Non que Monnet ait tout à fait rompu avec le minimalisme acoustique auquel on reconnaît l’étiquette Tôt ou Tard (qui l’accueille depuis ses débuts, aux côtés du Fersen précité), mais sur Malidor, il y côtoit une poignée d’exercices en formule guitare-basse-batterie, qui suggèrent une certaine nostalgie pour la pop-rock des années 80, façon Indochine.
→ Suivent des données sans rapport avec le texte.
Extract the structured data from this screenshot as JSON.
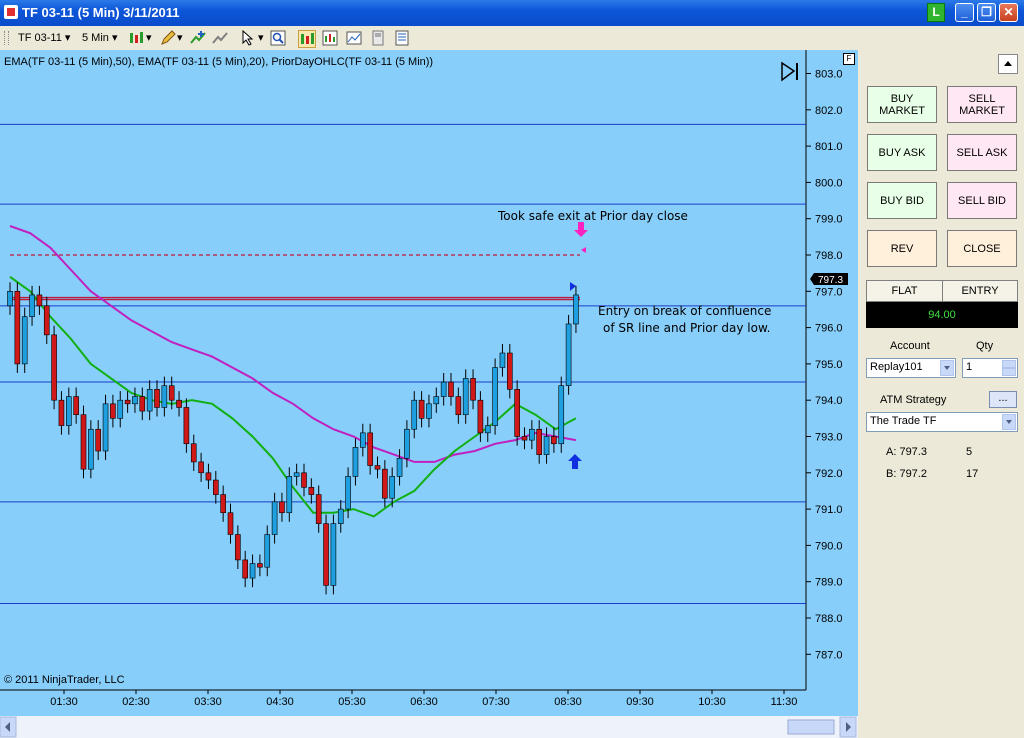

La schizophrénie qui en résulte a quelque chose d’agaçant, et par moments, on eût préféré que Monnet garde ses identités dans des cases distinctes, quitte à mener deux carrières en parallèle.

Les jeux de Jules

Plus explicitement excentrique que Monnet dans son approche, Nicolas Jules cultive avec Le cœur sur la table une idée de la chanson qui a peu d’équivalents chez ses contemporains, français ou autres.

Quand on butine aussi librement que lui, (quitte à inventer des mots, comme sur le charmant Bréchallume), le coup de génie n’est pas systématiquement au rendez-vous, mais on sait gré à Jules d’éviter la plupart des réflexes paresseux qu’adoptent les faiseurs de chansons lorsqu’ils cèdent à la mélancolie, au besoin de crier leur amour sur les toits, ou simplement à ce qu’ils croient être les attentes du public et/ou des ondes.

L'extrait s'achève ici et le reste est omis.